During the time right before I got on the Pristiq, after I'd been off the Cymbalta a little while, I was starting to get scared.  I felt like I had to concentrate when I was driving, for fear that I would forget where I was going or forget that a red light means stop.  I felt like I was losing my mind.  When I would type things out here, I would go back and read and realize I had repeated myself...a lot.  Now that I'm on the Pristiq, I feel better.  I'm just wondering what that was about.  Was it "fibro fog," or what?  I don't know, but it sure did scare me.  I'm glad that's over with for the time being, but I can't help but wonder why it happened.

 

Anyway, I still have a Discman, I think.  The Walkman is gone though.  Does the baseball cap help?  I'll have to try it. Smiley Wink

 

Image result for squirrel wearing baseball cap

 

I had to Google "stillpoint."  I really don't know anything about that, so I'll have to look into it further.  

 

It recently occurred to me--while I was journaling--that the times I feel at peace are when I am out in nature.  Maybe it's sitting in front of a campfire.  Maybe it's sitting at the park and feeling the grass beneath me.  Or maybe it's sitting and watching the animals.  When I am by myself and taking it all in, I feel at peace.  Sometimes I even feel connected to something greater, which is something I rarely feel.

   

The thread about new posters...I saw one in Q Talk and one in Community Chat, so I'm not sure which one you're referring to.  Personally, I think it's much ado about nothing.  I agree that some people join just to post complaints or be snarky, but a lot of the established members do that too, so I don't see what the difference is.

 

I think it's okay that we write here.  I have to warn you though that there are lurkers who keep track of what is said here.  On more than one occasion people have brought up this thread or things I've said on it to insult me.  And people feel that I over-share, but I see it as a difference in what their objectives are here and what mine are.  If they come here only for lighthearted fun, fine, but that's not the only reason I come here. 

 

Anyway, I hope your week is going well so far!!  Heart

 

 

 

 

Image result for Squirrel with flower

 

 



"Heartburn Can Cause Cancer" -- www.ecan.org
Valued Contributor
Posts: 658
Registered: ‎08-07-2015

@mistriTsquirrel Hi my squirrel lady!!! I'm so sorry taken awhile to write back....my tablet totally conked out!Literally, the day after we last chatted, the screen went dark..grrrrr...its new too... And you thought it would be your computer! 

 

I borrowed a laptop to write you quickly-my tablet should be up and running (according to the sprint store) by end of the week....wanted to say hi&wish you a nice weekend!

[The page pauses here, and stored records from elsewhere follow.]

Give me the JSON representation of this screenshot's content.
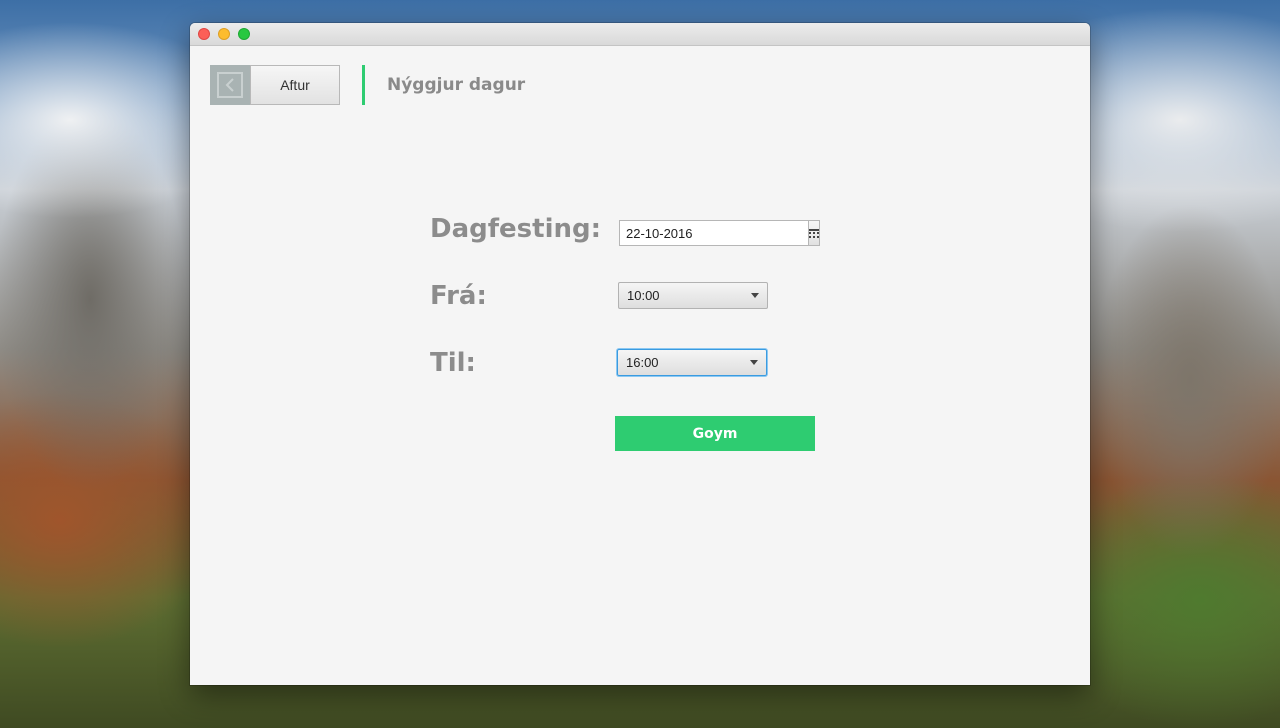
{
  "window": {
    "controls": [
      "close",
      "minimize",
      "maximize"
    ]
  },
  "header": {
    "back_label": "Aftur",
    "back_icon": "chevron-left-icon",
    "title": "Nýggjur dagur",
    "accent_color": "#2ecc71"
  },
  "form": {
    "date_label": "Dagfesting:",
    "date_value": "22-10-2016",
    "calendar_icon": "calendar-icon",
    "from_label": "Frá:",
    "from_value": "10:00",
    "to_label": "Til:",
    "to_value": "16:00",
    "save_label": "Goym",
    "save_color": "#2ecc71"
  }
}
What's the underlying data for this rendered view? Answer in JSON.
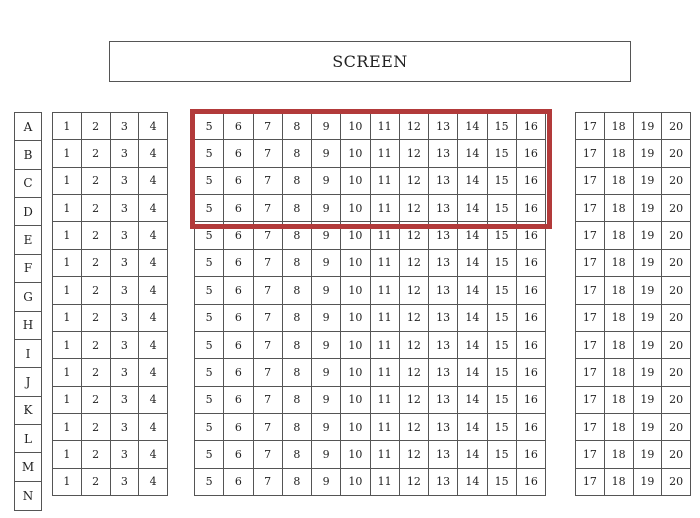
{
  "screen_label": "SCREEN",
  "rows": [
    "A",
    "B",
    "C",
    "D",
    "E",
    "F",
    "G",
    "H",
    "I",
    "J",
    "K",
    "L",
    "M",
    "N"
  ],
  "sections": {
    "left": [
      "1",
      "2",
      "3",
      "4"
    ],
    "center": [
      "5",
      "6",
      "7",
      "8",
      "9",
      "10",
      "11",
      "12",
      "13",
      "14",
      "15",
      "16"
    ],
    "right": [
      "17",
      "18",
      "19",
      "20"
    ]
  },
  "highlight": {
    "rows": [
      "A",
      "B",
      "C",
      "D"
    ],
    "seats_from": "5",
    "seats_to": "16",
    "color": "#b23a3a"
  }
}
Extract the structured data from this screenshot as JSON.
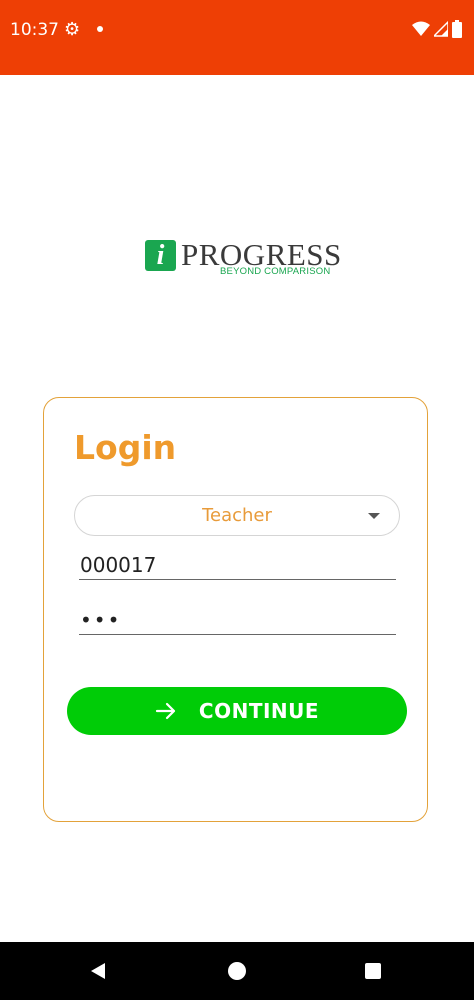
{
  "status_bar": {
    "time": "10:37",
    "icons": [
      "gear-icon",
      "notification-dot",
      "wifi-icon",
      "signal-icon",
      "battery-icon"
    ],
    "background": "#ee3f05"
  },
  "logo": {
    "letter": "i",
    "word": "PROGRESS",
    "tagline": "BEYOND COMPARISON",
    "accent": "#1aa650"
  },
  "login": {
    "title": "Login",
    "role_value": "Teacher",
    "username_value": "000017",
    "password_value": "•••",
    "continue_label": "CONTINUE",
    "accent": "#ef9a2c",
    "button_color": "#00cc07"
  },
  "nav_bar": {
    "icons": [
      "back-icon",
      "home-icon",
      "recents-icon"
    ]
  }
}
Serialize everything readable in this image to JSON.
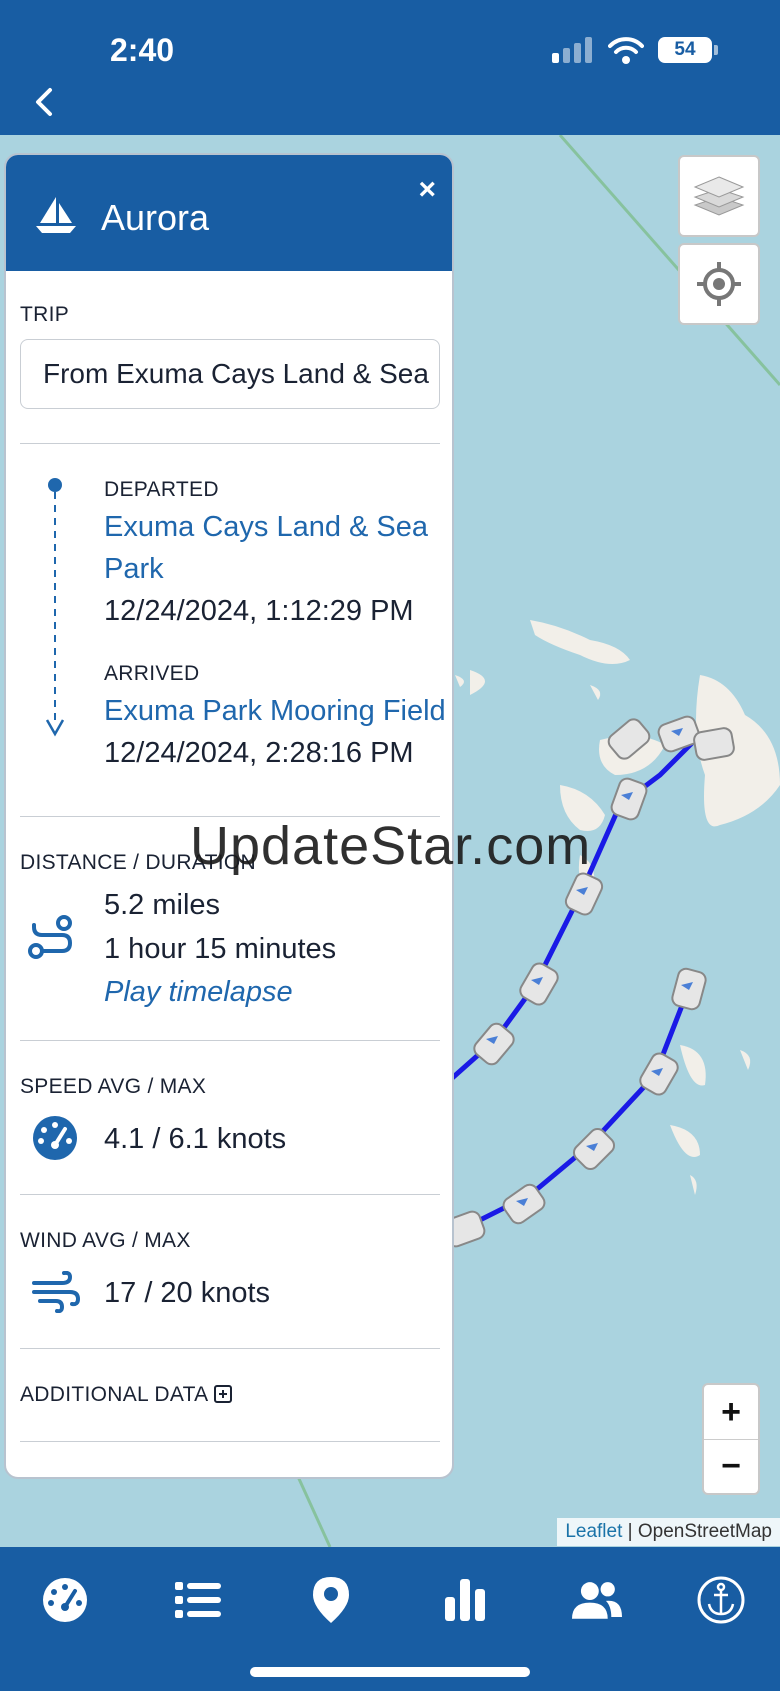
{
  "status_bar": {
    "time": "2:40",
    "battery": "54"
  },
  "panel": {
    "title": "Aurora",
    "close_label": "×",
    "trip_label": "TRIP",
    "trip_value": "From Exuma Cays Land & Sea Park",
    "departed_label": "DEPARTED",
    "departed_place": "Exuma Cays Land & Sea Park",
    "departed_time": "12/24/2024, 1:12:29 PM",
    "arrived_label": "ARRIVED",
    "arrived_place": "Exuma Park Mooring Field",
    "arrived_time": "12/24/2024, 2:28:16 PM",
    "distance_label": "DISTANCE / DURATION",
    "distance_value": "5.2 miles",
    "duration_value": "1 hour 15 minutes",
    "timelapse_label": "Play timelapse",
    "speed_label": "SPEED AVG / MAX",
    "speed_value": "4.1 / 6.1 knots",
    "wind_label": "WIND AVG / MAX",
    "wind_value": "17 / 20 knots",
    "additional_label": "ADDITIONAL DATA"
  },
  "map": {
    "zoom_in": "+",
    "zoom_out": "−",
    "attribution_leaflet": "Leaflet",
    "attribution_sep": " | ",
    "attribution_osm": "OpenStreetMap"
  },
  "watermark": "UpdateStar.com",
  "colors": {
    "brand_blue": "#185da3",
    "link_blue": "#1f67ad",
    "track_blue": "#1a1ae6",
    "water": "#aad3df"
  },
  "nav_icons": [
    "dashboard-icon",
    "list-icon",
    "map-pin-icon",
    "bar-chart-icon",
    "people-icon",
    "anchor-icon"
  ]
}
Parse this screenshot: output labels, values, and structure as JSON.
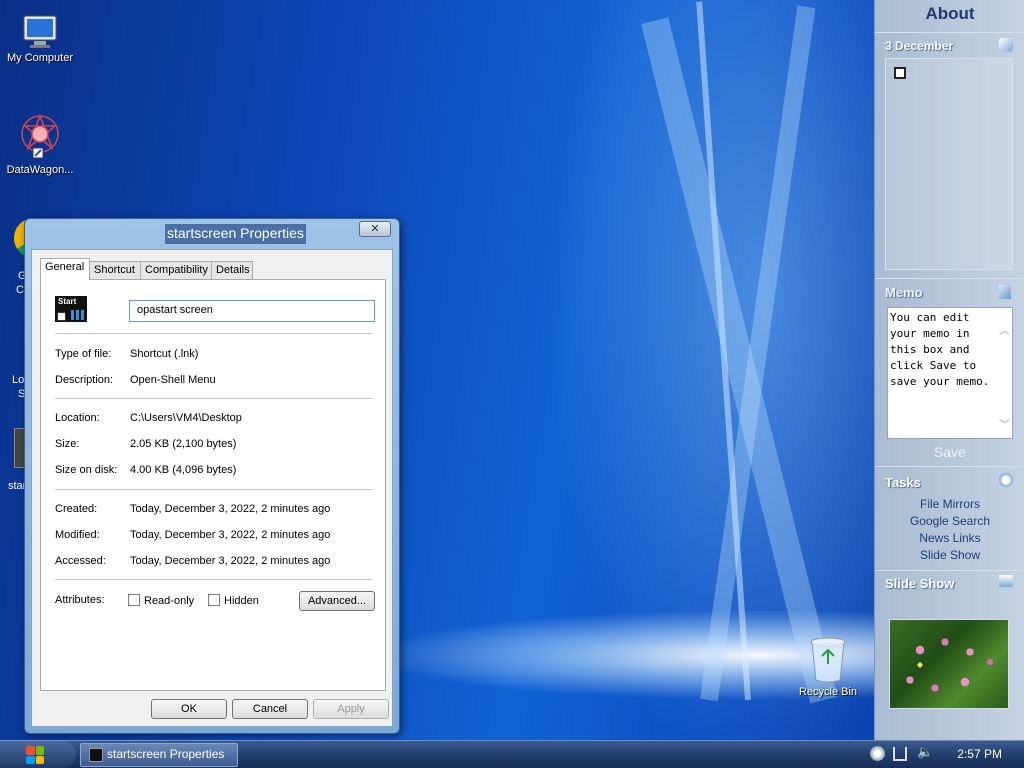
{
  "desktop": {
    "icons": [
      {
        "label": "My Computer",
        "icon": "monitor-icon"
      },
      {
        "label": "DataWagon...",
        "icon": "datawagon-icon"
      },
      {
        "label": "Recycle Bin",
        "icon": "recycle-bin-icon"
      }
    ],
    "partial_labels": [
      "G",
      "Ch",
      "Lo",
      "Sl",
      "star"
    ]
  },
  "dialog": {
    "title": "startscreen Properties",
    "close_label": "✕",
    "tabs": [
      "General",
      "Shortcut",
      "Compatibility",
      "Details"
    ],
    "active_tab": "General",
    "file_icon_label": "Start",
    "name_value": "opastart screen",
    "fields": {
      "type_label": "Type of file:",
      "type_value": "Shortcut (.lnk)",
      "desc_label": "Description:",
      "desc_value": "Open-Shell Menu",
      "location_label": "Location:",
      "location_value": "C:\\Users\\VM4\\Desktop",
      "size_label": "Size:",
      "size_value": "2.05 KB (2,100 bytes)",
      "sizedisk_label": "Size on disk:",
      "sizedisk_value": "4.00 KB (4,096 bytes)",
      "created_label": "Created:",
      "created_value": "Today, December 3, 2022, 2 minutes ago",
      "modified_label": "Modified:",
      "modified_value": "Today, December 3, 2022, 2 minutes ago",
      "accessed_label": "Accessed:",
      "accessed_value": "Today, December 3, 2022, 2 minutes ago",
      "attributes_label": "Attributes:"
    },
    "attributes": {
      "readonly_label": "Read-only",
      "readonly_checked": false,
      "hidden_label": "Hidden",
      "hidden_checked": false
    },
    "advanced_label": "Advanced...",
    "ok_label": "OK",
    "cancel_label": "Cancel",
    "apply_label": "Apply"
  },
  "sidebar": {
    "header": "About",
    "calendar_title": "3 December",
    "memo_title": "Memo",
    "memo_text": "You can edit your memo in this box and click Save to save your memo.",
    "memo_save": "Save",
    "tasks_title": "Tasks",
    "tasks": [
      "File Mirrors",
      "Google Search",
      "News Links",
      "Slide Show"
    ],
    "slideshow_title": "Slide Show"
  },
  "taskbar": {
    "task_label": "startscreen Properties",
    "clock": "2:57 PM"
  },
  "colors": {
    "accent": "#4a6fa6",
    "desktop": "#0d47b8",
    "sidebar": "#b8c8dc"
  }
}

Ive been totally offline and i have to say its forced my attention span back in the present lol 

 

I know exactly what you were saying below about focusing with driving..I think its a form of fibro fog definately!! Or can be meds and tiredness too...sooo glad the Pristiq is finally starting to make you feel better....you are connecting also to the fact that being in nature is soothing to you...thats where I feel my happiest self too...maybe its the ions lol 

 

No way, it wouldnt stop me from chatting with you if there was a lurker or complaint etc.. hopefully they can get something great from helpful things we share! I look forward to our chats...alot of times people are longtime members who don't post but are afraid to or feel they don't have anything to add...you definately welcomed me&most I have encountered have been so lovely. I avoid the negative snarky threads. 

 

bb cap squirrel is me!!!!!!! lol I love this one too!!!! Talk to you again soon, will hopefully be up and running this week!